Qwen3 Embedding 0.6B is the entry-level member of Alibaba's Qwen3 Embedding series, a family of text embedding and ranking models designed for tasks such as retrieval, clustering, classification, and code search. It is built upon the dense foundational models of the Qwen3 series, inheriting their multilingual and long-context capabilities. Despite its compact 0.6B parameter count, it supports context lengths up to 32K tokens and can produce embedding vectors with dimensions up to 1024.

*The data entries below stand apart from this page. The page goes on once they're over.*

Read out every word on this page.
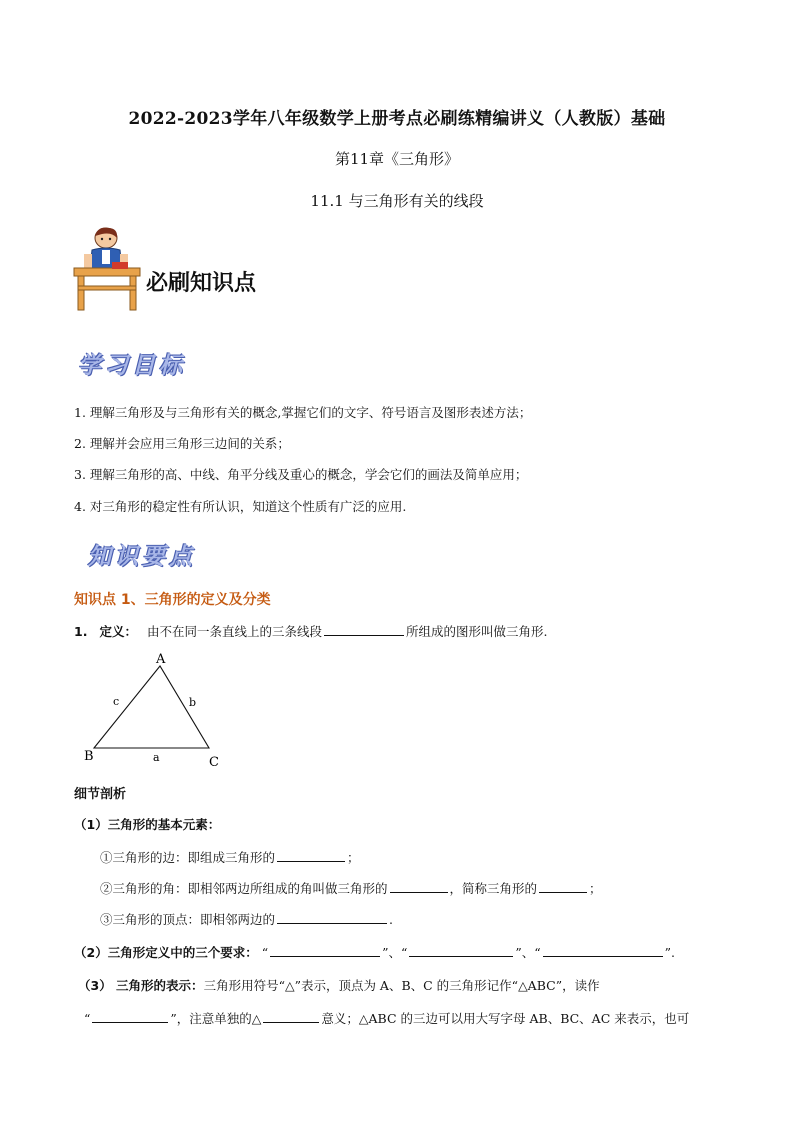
2022-2023学年八年级数学上册考点必刷练精编讲义（人教版）基础
第11章《三角形》
11.1 与三角形有关的线段
必刷知识点
学习目标
1. 理解三角形及与三角形有关的概念,掌握它们的文字、符号语言及图形表述方法；
2. 理解并会应用三角形三边间的关系；
3. 理解三角形的高、中线、角平分线及重心的概念，学会它们的画法及简单应用；
4. 对三角形的稳定性有所认识，知道这个性质有广泛的应用.
知识要点
知识点 1、三角形的定义及分类
1. 定义： 由不在同一条直线上的三条线段	所组成的图形叫做三角形.
A
B	C
c	b
a
细节剖析
（1）三角形的基本元素：
①三角形的边：即组成三角形的	；
②三角形的角：即相邻两边所组成的角叫做三角形的	，简称三角形的	；
③三角形的顶点：即相邻两边的	.
（2）三角形定义中的三个要求： “	”、“	”、“	”.
（3） 三角形的表示：三角形用符号“△”表示，顶点为 A、B、C 的三角形记作“△ABC”，读作
“	”，注意单独的△	意义；△ABC 的三边可以用大写字母 AB、BC、AC 来表示，也可
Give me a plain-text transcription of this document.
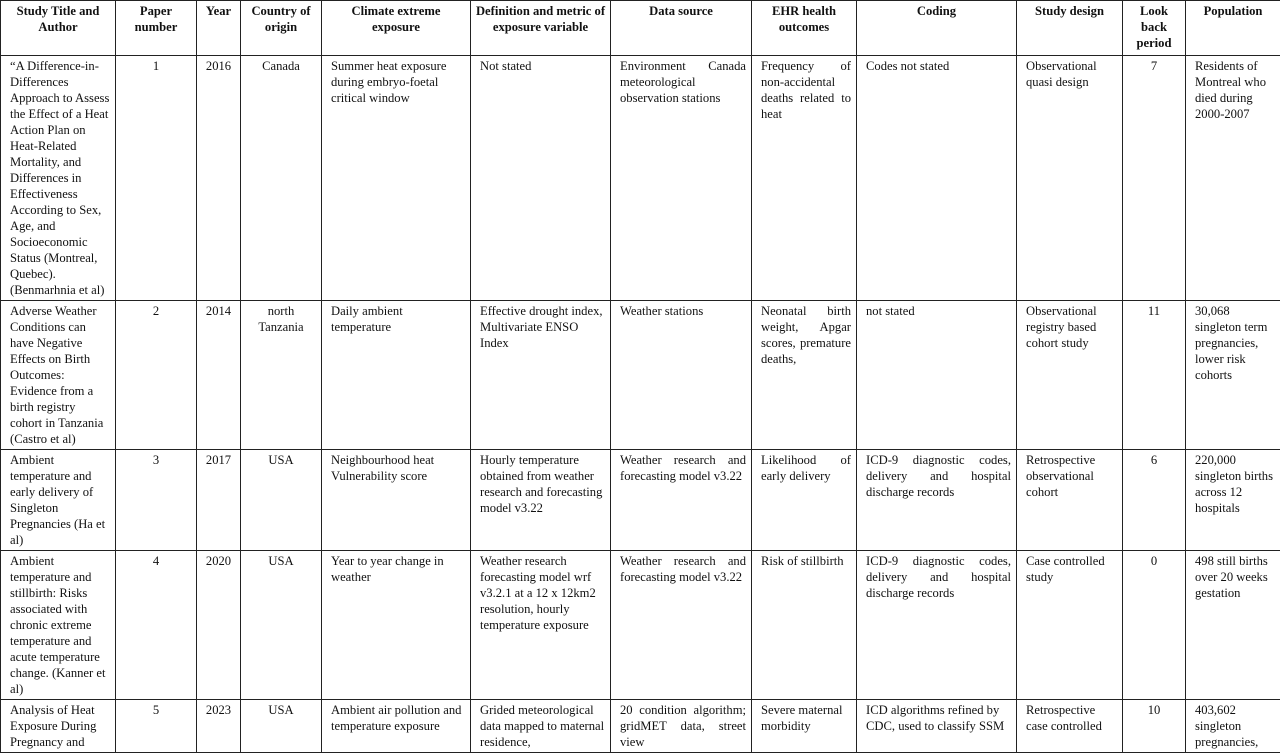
Study Title and Author	Paper number	Year	Country of origin	Climate extreme exposure	Definition and metric of exposure variable	Data source	EHR health outcomes	Coding	Study design	Look back period	Population
“A Difference-in-Differences Approach to Assess the Effect of a Heat Action Plan on Heat-Related Mortality, and Differences in Effectiveness According to Sex, Age, and Socioeconomic Status (Montreal, Quebec). (Benmarhnia et al)	1	2016	Canada	Summer heat exposure during embryo-foetal critical window	Not stated	Environment Canada meteorological observation stations	Frequency of non-accidental deaths related to heat	Codes not stated	Observational quasi design	7	Residents of Montreal who died during 2000-2007
Adverse Weather Conditions can have Negative Effects on Birth Outcomes: Evidence from a birth registry cohort in Tanzania (Castro et al)	2	2014	north Tanzania	Daily ambient temperature	Effective drought index, Multivariate ENSO Index	Weather stations	Neonatal birth weight, Apgar scores, premature deaths,	not stated	Observational registry based cohort study	11	30,068 singleton term pregnancies, lower risk cohorts
Ambient temperature and early delivery of Singleton Pregnancies (Ha et al)	3	2017	USA	Neighbourhood heat Vulnerability score	Hourly temperature obtained from weather research and forecasting model v3.22	Weather research and forecasting model v3.22	Likelihood of early delivery	ICD-9 diagnostic codes, delivery and hospital discharge records	Retrospective observational cohort	6	220,000 singleton births across 12 hospitals
Ambient temperature and stillbirth: Risks associated with chronic extreme temperature and acute temperature change. (Kanner et al)	4	2020	USA	Year to year change in weather	Weather research forecasting model wrf v3.2.1 at a 12 x 12km2 resolution, hourly temperature exposure	Weather research and forecasting model v3.22	Risk of stillbirth	ICD-9 diagnostic codes, delivery and hospital discharge records	Case controlled study	0	498 still births over 20 weeks gestation
Analysis of Heat Exposure During Pregnancy and	5	2023	USA	Ambient air pollution and temperature exposure	Grided meteorological data mapped to maternal residence,	20 condition algorithm; gridMET data, street view	Severe maternal morbidity	ICD algorithms refined by CDC, used to classify SSM	Retrospective case controlled	10	403,602 singleton pregnancies,
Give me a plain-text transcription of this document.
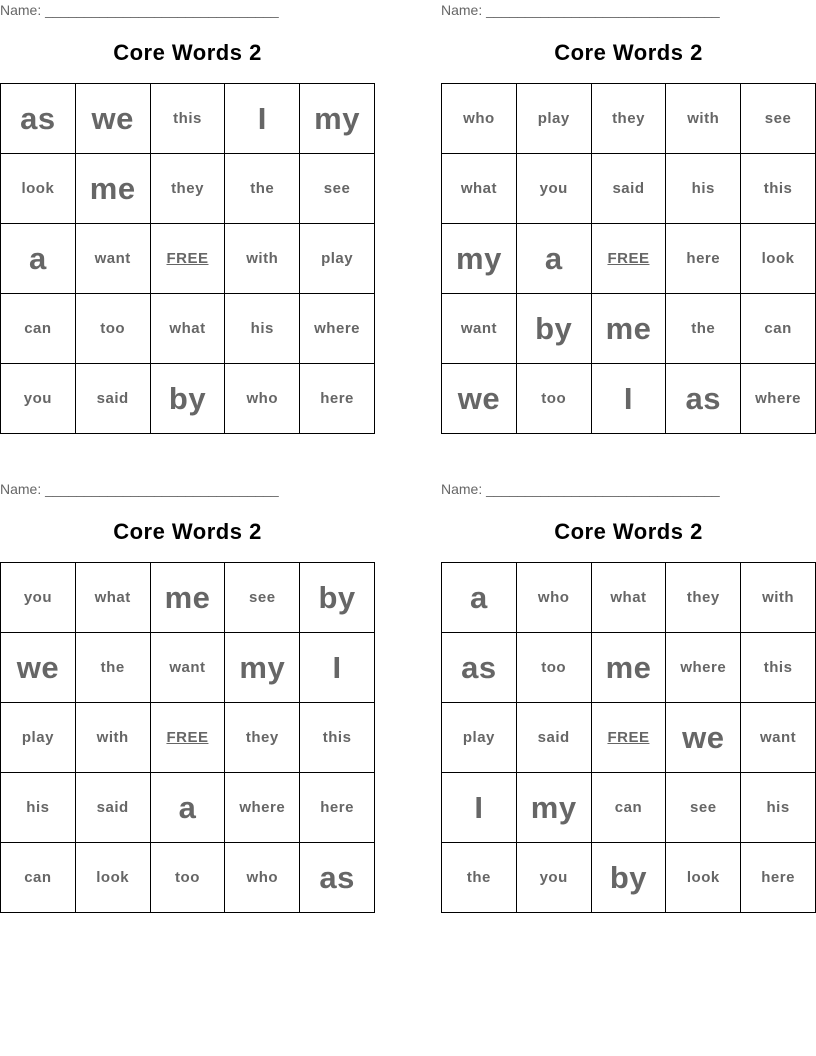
Name: ______________________________
Core Words 2
as	we	this	I	my
look	me	they	the	see
a	want	FREE	with	play
can	too	what	his	where
you	said	by	who	here
Name: ______________________________
Core Words 2
who	play	they	with	see
what	you	said	his	this
my	a	FREE	here	look
want	by	me	the	can
we	too	I	as	where
Name: ______________________________
Core Words 2
you	what	me	see	by
we	the	want	my	I
play	with	FREE	they	this
his	said	a	where	here
can	look	too	who	as
Name: ______________________________
Core Words 2
a	who	what	they	with
as	too	me	where	this
play	said	FREE	we	want
I	my	can	see	his
the	you	by	look	here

The broader series spans three sizes — 0.6B, 4B, and 8B — for both embedding and reranking, letting developers balance efficiency against accuracy. This 0.6B variant is the lightweight option, well suited to high-throughput semantic search and on-device or cost-sensitive deployments, while its larger sibling Qwen3 Embedding 8B targets workloads that demand stronger representation quality. The two can be combined into a single pipeline, with the small embedder retrieving candidates and a reranker refining results.

A key strength is multilingual coverage, with support for over 100 languages drawn from the Qwen3 base models, enabling cross-lingual retrieval and bitext mining. The model is distributed under the Apache 2.0 license and is widely available, including GGUF builds for efficient serving.

Within Alibaba's wider Qwen lineup, this embedding model complements generative text systems like Qwen 3.6 27B, serving as the retrieval backbone for search and RAG applications rather than as a chat or generation model.

This About section is AI-generated from public sources (Claude Opus 4.8), with no human editing. It may contain inaccuracies — verify critical details against the sources listed above.

Research & Papers

Primary reference paper for this model family, sourced from the HuggingFace model card.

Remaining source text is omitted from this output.